TEMPO Interaktif, Jakarta -Mourad Merzouki, seniman berdarah Aljazair, dibesarkan di pinggiran kelas pekerja, di selatan Lyon, Prancis. Sejak belia ia mengasah kemampuan olah tubuhnya dalam pertunjukan sirkus. "Selama tujuh tahun saya menjalani itu," katanya. Sebenarnya Merzouki tertantang oleh sang ayah yang menginginkannya menguasai satu teknik bela diri. Ia pun akhirnya memilih karate. "Tapi saya juga tertarik dengan tari, terutama hip-hop," ia menambahkan.

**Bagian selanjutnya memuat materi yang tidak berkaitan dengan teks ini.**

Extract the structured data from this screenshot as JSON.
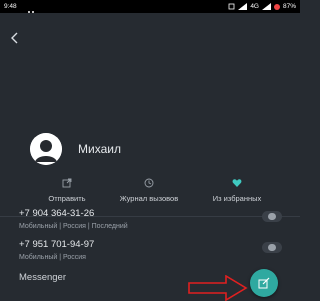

Bagi Merzouki, sirkus dan hip-hop merupakan seni akrobatik yang dicintainya sejak 1990-an. Ia lantas mengkolaborasikan keduanya dengan sebuah pertunjukan perdana di usia belasan tahun, di mana ia mampu ber-juggle dengan api sambil menari. Tapi terobosan itu tak serta-merta mengantarkan kariernya menuju sukses.
Lantas, di bawah bimbingan penari profesional, Guy Darmet, Merzouki dan awak hip-hop-nya mengasah talenta serta belajar teknik hingga ke tingkat yang lebih tinggi. Pada 1996, ia mendirikan sanggar bernama Kafig. Sejak itu, ia kerap bekerja sama dengan Josette Baiz, mantan penari, dengan Jean-Claude Gallotta, untuk mengembangkan bahasa-bahasa tari kontemporer. Dan pada 2003, ia bekerja sama dengan Kader Attou untuk menciptakan Mekech Mouchkin.
Merzouki menerima penghargaan Prix SACD sebagai koreografer baru berbakat pada 2006. Lalu, sejak 2009 ia memimpin Pusat Nasional Koreografi, Créteil, Prancis.